1.3 AI vs Machine Learning vs Deep Learning

What the exam tests

The nested definitions of AI, ML, and DL — and knowing which technologies (neural networks, transformers, CNNs) fall into which category.

The three nested fields

┌─────────────────────────────────────────────────────────┐
│  Artificial Intelligence (AI)                            │
│  Any technique enabling machines to mimic human         │
│  intelligence: reasoning, planning, perception, NLP     │
│                                                         │
│  ┌───────────────────────────────────────────────────┐  │
│  │  Machine Learning (ML)                             │  │
│  │  Systems that learn from data without being        │  │
│  │  explicitly programmed for each task               │  │
│  │                                                    │  │
│  │  ┌──────────────────────────────────────────────┐ │  │
│  │  │  Deep Learning (DL)                           │ │  │
│  │  │  ML using neural networks with many layers   │ │  │
│  │  │  (depth) — learns hierarchical features       │ │  │
│  │  │  directly from raw data                       │ │  │
│  │  └──────────────────────────────────────────────┘ │  │
│  └───────────────────────────────────────────────────┘  │
└─────────────────────────────────────────────────────────┘

Definitions

Artificial Intelligence (AI)

The broadest category — any computer system that performs tasks that normally require human intelligence.

Examples: rule-based expert systems, chess engines, speech recognition, image classification, language translation
Does NOT require learning — a hard-coded decision tree qualifies as AI
Does NOT require a neural network

Machine Learning (ML)

A subset of AI where the system learns from examples (data) rather than following explicit rules programmed by a human.

Three learning paradigms:

Paradigm	How it works	Examples
Supervised	Learns from labeled (input, output) pairs	Image classification, regression, fraud detection
Unsupervised	Finds structure in unlabeled data	Clustering, anomaly detection, dimensionality reduction
Reinforcement	Agent learns by reward/penalty from environment	Game playing, robotic control, recommendation tuning

Examples of ML algorithms (non-deep): Decision trees, random forests, gradient boosting (XGBoost), SVMs, k-means, PCA

Deep Learning (DL)

A subset of ML using artificial neural networks with many layers — the “depth” refers to the number of layers between input and output. More layers = the model learns increasingly abstract features.

Why deep learning dominates modern AI:

Learns features automatically from raw data (no manual feature engineering)
Scales with more data and compute in ways shallow ML cannot
Enabled by GPUs (GPU parallelism makes training feasible) and large datasets

Key deep learning architectures

Architecture	Full name	Primary use
CNN	Convolutional Neural Network	Image recognition, video, spatial data
RNN/LSTM	Recurrent NN / Long Short-Term Memory	Sequences (older approach, largely replaced)
Transformer	—	Language models, vision, multimodal (current dominant paradigm)
GAN	Generative Adversarial Network	Image synthesis, data augmentation
Diffusion Model	—	Image/video generation (Stable Diffusion, DALL-E)

The Transformer architecture

The current foundation of virtually all large language models (GPT, LLaMA, Gemini) and many vision models (ViT). Key innovation: the attention mechanism — allows every token to attend to every other token in the sequence, capturing long-range dependencies.

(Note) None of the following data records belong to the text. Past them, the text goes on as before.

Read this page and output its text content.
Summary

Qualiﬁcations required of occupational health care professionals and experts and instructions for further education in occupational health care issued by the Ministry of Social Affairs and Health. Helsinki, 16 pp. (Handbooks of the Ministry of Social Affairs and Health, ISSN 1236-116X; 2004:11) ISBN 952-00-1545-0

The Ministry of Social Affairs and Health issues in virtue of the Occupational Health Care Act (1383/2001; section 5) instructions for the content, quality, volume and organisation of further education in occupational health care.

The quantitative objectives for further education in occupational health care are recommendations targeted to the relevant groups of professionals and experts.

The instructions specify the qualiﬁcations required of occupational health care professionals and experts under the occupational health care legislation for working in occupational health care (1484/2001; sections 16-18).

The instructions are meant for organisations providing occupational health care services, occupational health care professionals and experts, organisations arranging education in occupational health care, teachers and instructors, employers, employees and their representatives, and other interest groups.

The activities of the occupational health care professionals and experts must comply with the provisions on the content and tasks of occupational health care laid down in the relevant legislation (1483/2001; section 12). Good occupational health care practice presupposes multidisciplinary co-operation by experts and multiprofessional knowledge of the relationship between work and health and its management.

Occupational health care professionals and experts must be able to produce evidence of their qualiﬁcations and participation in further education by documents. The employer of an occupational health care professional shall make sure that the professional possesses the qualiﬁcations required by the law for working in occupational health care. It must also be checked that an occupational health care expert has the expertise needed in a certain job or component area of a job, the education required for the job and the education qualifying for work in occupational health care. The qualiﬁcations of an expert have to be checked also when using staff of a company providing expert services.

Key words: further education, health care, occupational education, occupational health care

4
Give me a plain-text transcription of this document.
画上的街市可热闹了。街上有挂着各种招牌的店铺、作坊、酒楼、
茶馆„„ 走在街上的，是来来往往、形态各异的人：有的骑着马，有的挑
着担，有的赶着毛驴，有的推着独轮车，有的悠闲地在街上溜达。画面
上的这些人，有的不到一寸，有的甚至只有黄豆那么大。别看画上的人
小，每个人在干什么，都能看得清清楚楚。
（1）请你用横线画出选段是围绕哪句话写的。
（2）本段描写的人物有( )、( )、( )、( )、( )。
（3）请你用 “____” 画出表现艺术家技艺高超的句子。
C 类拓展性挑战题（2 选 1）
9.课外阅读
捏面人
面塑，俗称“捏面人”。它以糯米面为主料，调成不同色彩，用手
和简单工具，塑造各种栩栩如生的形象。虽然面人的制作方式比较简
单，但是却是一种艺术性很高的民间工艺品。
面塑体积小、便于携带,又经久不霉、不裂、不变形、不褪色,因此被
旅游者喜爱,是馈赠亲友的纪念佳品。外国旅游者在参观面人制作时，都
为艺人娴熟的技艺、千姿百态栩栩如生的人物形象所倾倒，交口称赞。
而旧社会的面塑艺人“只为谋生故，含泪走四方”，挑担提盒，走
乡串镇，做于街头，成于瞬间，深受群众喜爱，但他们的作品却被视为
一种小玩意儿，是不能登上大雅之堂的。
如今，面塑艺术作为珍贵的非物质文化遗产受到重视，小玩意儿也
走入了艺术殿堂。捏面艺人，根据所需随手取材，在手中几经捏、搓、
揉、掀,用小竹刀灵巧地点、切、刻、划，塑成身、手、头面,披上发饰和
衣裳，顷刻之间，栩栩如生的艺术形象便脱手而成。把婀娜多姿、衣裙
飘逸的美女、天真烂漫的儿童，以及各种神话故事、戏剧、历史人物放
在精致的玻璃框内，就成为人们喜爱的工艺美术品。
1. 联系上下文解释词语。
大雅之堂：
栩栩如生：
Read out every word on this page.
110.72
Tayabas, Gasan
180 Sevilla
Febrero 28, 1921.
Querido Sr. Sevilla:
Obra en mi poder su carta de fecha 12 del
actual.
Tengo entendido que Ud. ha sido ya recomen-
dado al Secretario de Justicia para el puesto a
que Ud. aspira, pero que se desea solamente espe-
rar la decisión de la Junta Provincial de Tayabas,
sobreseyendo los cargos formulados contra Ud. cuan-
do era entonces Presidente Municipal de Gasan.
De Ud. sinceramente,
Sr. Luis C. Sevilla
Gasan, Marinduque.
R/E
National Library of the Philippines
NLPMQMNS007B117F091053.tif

Why Transformers need GPUs: The attention mechanism is an O(n²) matrix operation over sequence length n. For context windows of 128K tokens, this generates enormous matrix multiplications perfectly suited to GPU Tensor Cores.

Summary table

	AI	ML	DL
Requires learning from data	No	Yes	Yes
Requires neural networks	No	No	Yes
Requires GPUs	No	Sometimes	Yes (at scale)
Feature engineering	Manual	Manual/Auto	Automatic
Example	Expert system	Random forest	GPT-4, ResNet

Self-check questions

Is a rule-based chatbot that uses if/else logic an example of AI, ML, or DL?
What makes deep learning “deep”?
Which neural network architecture currently dominates large language models?
What type of ML does reinforcement learning fall under?
Why did deep learning become practical only around 2012?

Answers

1. AI only — it follows explicit rules without learning from data.
2. The number of layers (depth) between input and output. More layers enable learning increasingly abstract representations of data.
3. The Transformer architecture (with self-attention mechanism).
4. It is its own paradigm — separate from supervised and unsupervised learning. The agent learns through trial and error using reward signals from an environment.
5. Two factors converged: (1) GPUs became programmable for general compute (CUDA, 2007), making training feasible; (2) large labeled datasets became available (ImageNet, 2009). AlexNet (2012) demonstrated this combination conclusively.